Germaine Greer proclaims that the time has come to get angry again! Modern feminism has become the victim of unenlightened complacency, and what started out in the Sixties as a movement for liberation has become one that has sought and settled for equality.
With fiery rhetoric, authoritative insight, outrageous humour and broad-ranging debate, Greer shows that, although women have indeed come a very long way in the last thirty years, the notion of our 'having it all' has disguised the persistent discrimination and exploitation that continues to exist for women in the basic areas of health, sex, politics, economics and marketing.
Erudite, eccentric, provocative and invigorating, Germaine Greer once again sets the agenda for the future of feminism.
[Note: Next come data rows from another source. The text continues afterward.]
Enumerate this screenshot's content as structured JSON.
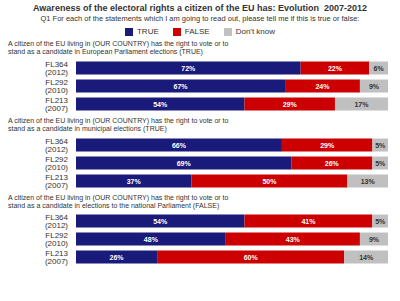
{
  "chart_data": {
    "type": "bar",
    "orientation": "horizontal",
    "stacked": true,
    "data_labels": true,
    "tick_labels": "y",
    "legend": "top",
    "title": "Awareness of the electoral rights a citizen of the EU has: Evolution  2007-2012",
    "subtitle": "Q1 For each of the statements which I am going to read out, please tell me if this is true or false:",
    "annotations": [
      "A citizen of the EU living in (OUR COUNTRY) has the right to vote or to\nstand as a candidate in European Parliament elections (TRUE)",
      "A citizen of the EU living in (OUR COUNTRY) has the right to vote or to\nstand as a candidate in municipal elections (TRUE)",
      "A citizen of the EU living in (OUR COUNTRY) has the right to vote or to\nstand as a candidate in elections to the national Parliament (FALSE)"
    ],
    "categories": [
      "FL364 (2012)",
      "FL292 (2010)",
      "FL213 (2007)",
      "FL364 (2012)",
      "FL292 (2010)",
      "FL213 (2007)",
      "FL364 (2012)",
      "FL292 (2010)",
      "FL213 (2007)"
    ],
    "xlim": [
      0,
      100
    ],
    "series": [
      {
        "name": "TRUE",
        "color": "#1a1a7a",
        "values": [
          72,
          67,
          54,
          66,
          69,
          37,
          54,
          48,
          26
        ],
        "value_labels": [
          "72%",
          "67%",
          "54%",
          "66%",
          "69%",
          "37%",
          "54%",
          "48%",
          "26%"
        ]
      },
      {
        "name": "FALSE",
        "color": "#cc0000",
        "values": [
          22,
          24,
          29,
          29,
          26,
          50,
          41,
          43,
          60
        ],
        "value_labels": [
          "22%",
          "24%",
          "29%",
          "29%",
          "26%",
          "50%",
          "41%",
          "43%",
          "60%"
        ]
      },
      {
        "name": "Don't know",
        "color": "#c0c0c0",
        "values": [
          6,
          9,
          17,
          5,
          5,
          13,
          5,
          9,
          14
        ],
        "value_labels": [
          "6%",
          "9%",
          "17%",
          "5%",
          "5%",
          "13%",
          "5%",
          "9%",
          "14%"
        ]
      }
    ]
  }
}
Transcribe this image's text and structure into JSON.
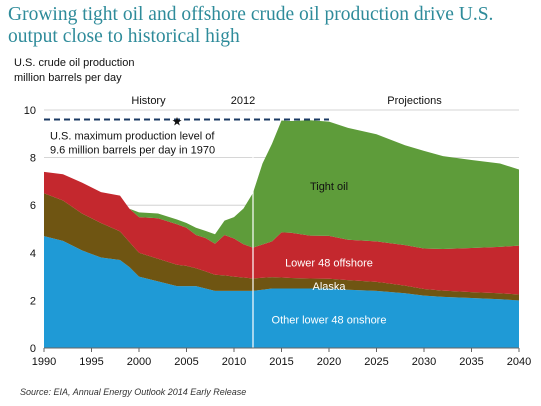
{
  "headline": "Growing tight oil and offshore crude oil production drive U.S. output close to historical high",
  "source_note": "Source: EIA, Annual Energy Outlook 2014 Early Release",
  "chart_data": {
    "type": "area",
    "stacked": true,
    "ylabel_line1": "U.S. crude oil production",
    "ylabel_line2": "million barrels per day",
    "xlim": [
      1990,
      2040
    ],
    "ylim": [
      0,
      10
    ],
    "x_ticks": [
      1990,
      1995,
      2000,
      2005,
      2010,
      2015,
      2020,
      2025,
      2030,
      2035,
      2040
    ],
    "y_ticks": [
      0,
      2,
      4,
      6,
      8,
      10
    ],
    "grid": true,
    "period_labels": {
      "history": "History",
      "divider_year": "2012",
      "projections": "Projections"
    },
    "divider_year": 2012,
    "reference": {
      "value": 9.6,
      "x_range": [
        1990,
        2020
      ],
      "marker_x": 2004,
      "annotation_line1": "U.S. maximum production level of",
      "annotation_line2": "9.6 million barrels per day in 1970"
    },
    "x": [
      1990,
      1992,
      1994,
      1996,
      1998,
      1999,
      2000,
      2002,
      2004,
      2005,
      2006,
      2007,
      2008,
      2009,
      2010,
      2011,
      2012,
      2013,
      2014,
      2015,
      2016,
      2018,
      2020,
      2022,
      2025,
      2028,
      2030,
      2032,
      2035,
      2038,
      2040
    ],
    "series": [
      {
        "name": "Other lower 48 onshore",
        "color": "#1f9ad6",
        "values": [
          4.7,
          4.5,
          4.1,
          3.8,
          3.7,
          3.4,
          3.0,
          2.8,
          2.6,
          2.6,
          2.6,
          2.5,
          2.4,
          2.4,
          2.4,
          2.4,
          2.4,
          2.45,
          2.5,
          2.5,
          2.5,
          2.5,
          2.5,
          2.45,
          2.4,
          2.3,
          2.2,
          2.15,
          2.1,
          2.05,
          2.0
        ]
      },
      {
        "name": "Alaska",
        "color": "#6f5512",
        "values": [
          1.8,
          1.7,
          1.55,
          1.45,
          1.2,
          1.05,
          1.0,
          0.95,
          0.9,
          0.85,
          0.75,
          0.72,
          0.68,
          0.65,
          0.6,
          0.56,
          0.52,
          0.5,
          0.48,
          0.46,
          0.44,
          0.42,
          0.41,
          0.4,
          0.38,
          0.32,
          0.28,
          0.26,
          0.25,
          0.25,
          0.25
        ]
      },
      {
        "name": "Lower 48 offshore",
        "color": "#c4282e",
        "values": [
          0.9,
          1.1,
          1.3,
          1.3,
          1.5,
          1.4,
          1.5,
          1.7,
          1.7,
          1.6,
          1.4,
          1.4,
          1.3,
          1.7,
          1.6,
          1.4,
          1.3,
          1.4,
          1.5,
          1.9,
          1.9,
          1.8,
          1.8,
          1.7,
          1.7,
          1.7,
          1.7,
          1.75,
          1.85,
          1.95,
          2.05
        ]
      },
      {
        "name": "Tight oil",
        "color": "#5e9c3a",
        "values": [
          0,
          0,
          0,
          0,
          0,
          0,
          0.2,
          0.2,
          0.2,
          0.2,
          0.3,
          0.3,
          0.4,
          0.6,
          0.9,
          1.5,
          2.3,
          3.4,
          4.1,
          4.7,
          4.7,
          4.85,
          4.8,
          4.7,
          4.5,
          4.2,
          4.1,
          3.9,
          3.7,
          3.5,
          3.2
        ]
      }
    ],
    "series_labels": [
      {
        "text": "Tight oil",
        "x": 2020,
        "y": 6.8,
        "color": "#111111"
      },
      {
        "text": "Lower 48 offshore",
        "x": 2020,
        "y": 3.6,
        "color": "#ffffff"
      },
      {
        "text": "Alaska",
        "x": 2020,
        "y": 2.6,
        "color": "#ffffff"
      },
      {
        "text": "Other lower 48 onshore",
        "x": 2020,
        "y": 1.2,
        "color": "#ffffff"
      }
    ]
  }
}
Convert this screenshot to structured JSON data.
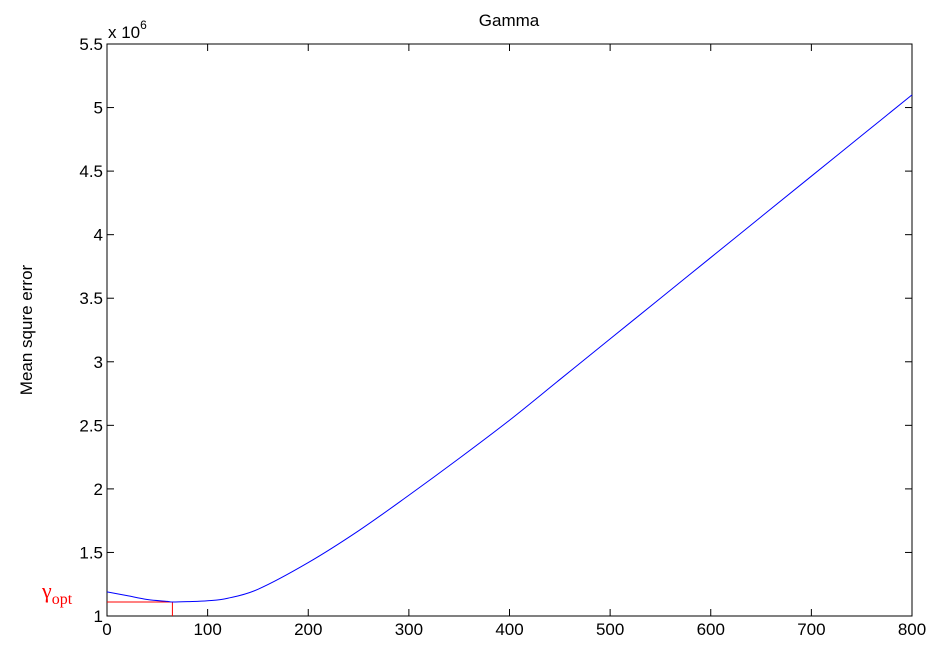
{
  "chart_data": {
    "type": "line",
    "title": "Gamma",
    "xlabel": "",
    "ylabel": "Mean squre error",
    "xlim": [
      0,
      800
    ],
    "ylim": [
      1,
      5.5
    ],
    "y_multiplier": "x 10",
    "y_exponent": "6",
    "grid": false,
    "x_ticks": [
      "0",
      "100",
      "200",
      "300",
      "400",
      "500",
      "600",
      "700",
      "800"
    ],
    "y_ticks": [
      "1",
      "1.5",
      "2",
      "2.5",
      "3",
      "3.5",
      "4",
      "4.5",
      "5",
      "5.5"
    ],
    "series": [
      {
        "color": "#0000ff",
        "x": [
          0,
          20,
          40,
          60,
          65,
          80,
          100,
          120,
          150,
          200,
          250,
          300,
          350,
          400,
          450,
          500,
          550,
          600,
          650,
          700,
          750,
          800
        ],
        "y": [
          1.19,
          1.16,
          1.13,
          1.115,
          1.11,
          1.113,
          1.12,
          1.14,
          1.21,
          1.42,
          1.67,
          1.95,
          2.24,
          2.54,
          2.86,
          3.18,
          3.5,
          3.82,
          4.14,
          4.46,
          4.78,
          5.1
        ]
      }
    ],
    "annotation": {
      "symbol": "γ",
      "subscript": "opt",
      "x": 65,
      "y": 1.11,
      "color": "#ff0000"
    }
  }
}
Here is all the polemical power that sold over a million copies of The Female Eunuch and kept its author at the heart of controversy ever since. The Whole Woman was a No. 1 Sunday Times bestseller for five weeks when it was first published in 1999, and was hailed by the critics as a 'polemical bomb' (Guardian) and as required reading for thinking adults everywhere.
The blithe spirit of The Female Eunuch--a tart, irreverent feminist screed that crackled across the Western world in 1971--has given way to the surprisingly curmudgeonly temperament of Greer's latest effort, with its dim view of humanity and our capacity to change. After 30 years and many books, the Australian-born polemicist who lives and teaches in England has attempted to recreate and update the formula that brought her international acclaim. Like its predecessor, this new work is a loosely connected series of short, idiosyncratic, Menckenesque essays larded with statistics, slangy erudition and disembodied quotations set off in half-tones. This time around, the author gambols over such disparate subjects as female circumcision in Africa (Greer urges tolerance for cultural practices so different from our own) and transgendered people (she blazes with antagonism against sexual reassignments). In one of her pet peeves, she excoriates housewives who waste hours in shopping malls in search of the latest prepackaged foodstuffs while remaining immune to the joys of baking a cake from scratch. At her best, Greer argues passionately for the mystic virtues of ecofeminism and stirringly calls for a return to the values of a simpler life, minus its egregious sexist assaults. Occasionally an aphorism sparkles with the old wit and bite--"One wife is all any man deserves"; "The power of Hillary Clinton's well-trained brain is principally demonstrated to the American public in her spirited defenses of her husband against the charges that he has cuckolded and humiliated her"--but too often the effect is labored and strained. Greer has grievances aplenty with present-day society, but she offers few prescriptives for improvement besides demonstrations of support for embattled Iraqi and Palestinian women.